As coisas existem, porém, com algum eu ou sem nenhum eu, não dependem dele

A tradição autoritária excomungava a contradição. Era considerada prova de erro, não um registro de problemas que ainda precisavam ser mais bem pensados. Ela queria unidade, obediência. Só no final do século XVIII, quando já havia ocorrido a grande eclosão da burguesia e dos movimentos populares, é que surgiu a formulação da dialética com Fichte, mas como um problema de lógica: o eu gera o não-eu; o não-eu gera o eu.

Essas duas assertivas, embora uma seja o contrário da outra, seriam ambas verdadeiras. Como duas assertivas que se negam entre si poderiam ser ambas verdadeiras? Seria possível também dizer que ambas não são verdadeiras. Seria possível supor que o não-eu existe antes de qualquer eu, só que ele não poderia ser chamado de não-eu se não houvesse um eu: só pode ser chamado de não-eu em função de um eu que o funda. Isso significaria que o eu gera tudo. Cada eu seria um deus criador de tudo. Esse idealismo absoluto pode ser projetado na figura de Deus ou ser a tradução de Deus no sujeito.

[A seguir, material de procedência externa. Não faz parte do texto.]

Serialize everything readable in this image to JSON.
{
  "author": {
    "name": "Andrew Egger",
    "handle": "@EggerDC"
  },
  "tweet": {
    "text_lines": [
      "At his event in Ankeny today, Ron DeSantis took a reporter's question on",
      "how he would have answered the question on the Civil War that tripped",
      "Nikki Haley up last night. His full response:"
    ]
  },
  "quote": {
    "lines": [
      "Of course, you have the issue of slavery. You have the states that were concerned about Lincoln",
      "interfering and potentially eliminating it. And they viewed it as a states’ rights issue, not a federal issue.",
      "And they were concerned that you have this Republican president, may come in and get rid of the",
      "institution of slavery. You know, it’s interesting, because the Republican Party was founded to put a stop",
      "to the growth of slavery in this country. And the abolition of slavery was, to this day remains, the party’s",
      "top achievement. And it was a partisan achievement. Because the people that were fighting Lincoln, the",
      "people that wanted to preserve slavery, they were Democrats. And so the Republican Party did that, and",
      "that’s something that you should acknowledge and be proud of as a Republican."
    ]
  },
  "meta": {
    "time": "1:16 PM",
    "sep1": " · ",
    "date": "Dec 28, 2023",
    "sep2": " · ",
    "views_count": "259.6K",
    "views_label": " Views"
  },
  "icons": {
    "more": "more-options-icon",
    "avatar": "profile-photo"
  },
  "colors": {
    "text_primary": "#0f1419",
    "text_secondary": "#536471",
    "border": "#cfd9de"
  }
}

As coisas existem, porém, com algum eu ou sem nenhum eu, não dependem dele. Existiam antes do homem e vão continuar a existir depois dele. Só se conhece o não-eu, porém, à medida que ele passa a participar do eu. Se há não-eu no eu, o inconsciente é parte formante do eu. O eu é formado por consciente e inconsciente; o não-eu também é formado por dimensões que podemos conhecer e outras que nos permanecem ignotas. Para o eu conhecer o não-eu, ele precisa interiorizar o não-eu. Haveria, portanto, um não-eu no eu (que seria inconsciente, ou o inconsciente).

Autoconsciência seria o eu tomar conhecimento de si mesmo. Se, no entanto, esse si mesmo teria uma dimensão inconsciente no sujeito cognoscente, ela seria ampliada pelo fato de haver também a dimensão do que não conhecemos nas coisas que existem. Portanto, além do inconsciente do sujeito teríamos de admitir o inconsciente das coisas, nas coisas. Elas não coincidem exatamente com nossos objetos de conhecimento. Esses objetos não são idênticos às coisas.

Schelling achava que teria o Absoluto quando o subjetivo e o objetivo coincidissem. Assim teria Deus, o eu seria deus. Impávido engano. O sujeito pode até supor que o que ele imagina que as coisas sejam, fingindo que pensa, é idêntico ao que existe dentro dele. Tudo se transcende: não existe ab-soluto, algo separado de tudo. Um eu que pretende se colocar como contrapartida a tudo o que existe é uma megalomania sem lógica.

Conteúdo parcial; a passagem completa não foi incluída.